Update: support for sanctuary campuses
Updated I'll start off the week with some good news in the form of an Update. Although I suppose I should temper that and change "good news" to "encouraging news."
I mentioned last show about a move by students at colleges and universities around the country to pressure their respective school administrations to declare them sanctuary campuses, schools that will limit cooperation with federal immigration authorities.
The Update here is that those students are gaining some significant allies in higher education.
For one thing, on November 22 the American Association of University Professors expressed its support for the movement for sanctuary campuses.
For another, as of November 29, just under 400 college and university presidents from public and private institutions across the US have signed a statement in support of continuing the policy called Deferred Action for Childhood Arrivals, or DACA. That policy allows certain undocumented immigrants who entered the country as minors to receive a renewable two-year period of deferred action from deportation.
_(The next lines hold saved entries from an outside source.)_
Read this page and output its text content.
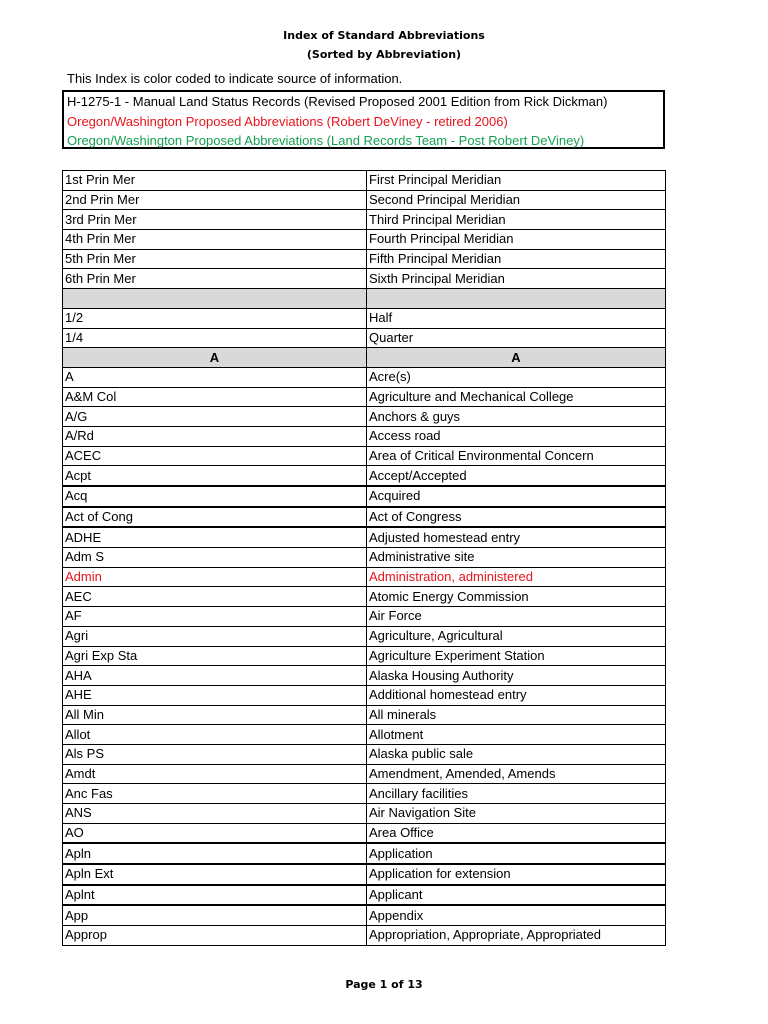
Index of Standard Abbreviations
(Sorted by Abbreviation)
This Index is color coded to indicate source of information.
H-1275-1 - Manual Land Status Records (Revised Proposed 2001 Edition from Rick Dickman)
Oregon/Washington Proposed Abbreviations (Robert DeViney - retired 2006)
Oregon/Washington Proposed Abbreviations (Land Records Team - Post Robert DeViney)
1st Prin Mer	First Principal Meridian
2nd Prin Mer	Second Principal Meridian
3rd Prin Mer	Third Principal Meridian
4th Prin Mer	Fourth Principal Meridian
5th Prin Mer	Fifth Principal Meridian
6th Prin Mer	Sixth Principal Meridian

1/2	Half
1/4	Quarter
A	A
A	Acre(s)
A&M Col	Agriculture and Mechanical College
A/G	Anchors & guys
A/Rd	Access road
ACEC	Area of Critical Environmental Concern
Acpt	Accept/Accepted
Acq	Acquired
Act of Cong	Act of Congress
ADHE	Adjusted homestead entry
Adm S	Administrative site
Admin	Administration, administered
AEC	Atomic Energy Commission
AF	Air Force
Agri	Agriculture, Agricultural
Agri Exp Sta	Agriculture Experiment Station
AHA	Alaska Housing Authority
AHE	Additional homestead entry
All Min	All minerals
Allot	Allotment
Als PS	Alaska public sale
Amdt	Amendment, Amended, Amends
Anc Fas	Ancillary facilities
ANS	Air Navigation Site
AO	Area Office
Apln	Application
Apln Ext	Application for extension
Aplnt	Applicant
App	Appendix
Approp	Appropriation, Appropriate, Appropriated
Page 1 of 13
Unfortunately, DACA establishes neither lawful status nor a path to citizenship for those covered, but at least it does provide some protection against deportation as long as it remains in effect.
A 2011 memo from the US Immigration and Customs Enforcement - with the appropriate acronym ICE - appears to establish that as a general rule, ICE agents can't set foot on campus - or other specified "sensitive locations" - to investigate or initiate deportation unless there is either prior consent by the facility or express permission given by one of four high officials in the agency.
The effect of this is that while colleges and universities can't actually prevent ICE from coming on campus to grab someone for deportation, the schools can hinder the effort by refusing to cooperate in any way not required by law or court order. How effective that act of hindering would be would obviously depend on circumstances, but a school could go a long way toward protecting the security of their students.
One other quick point on this is that there were some schools that were not targets of the protests because they didn't need to declare themselves sanctuary campuses because they at least in some way already had.
Updated to note that as of December 3, the number of signatories was up to 475.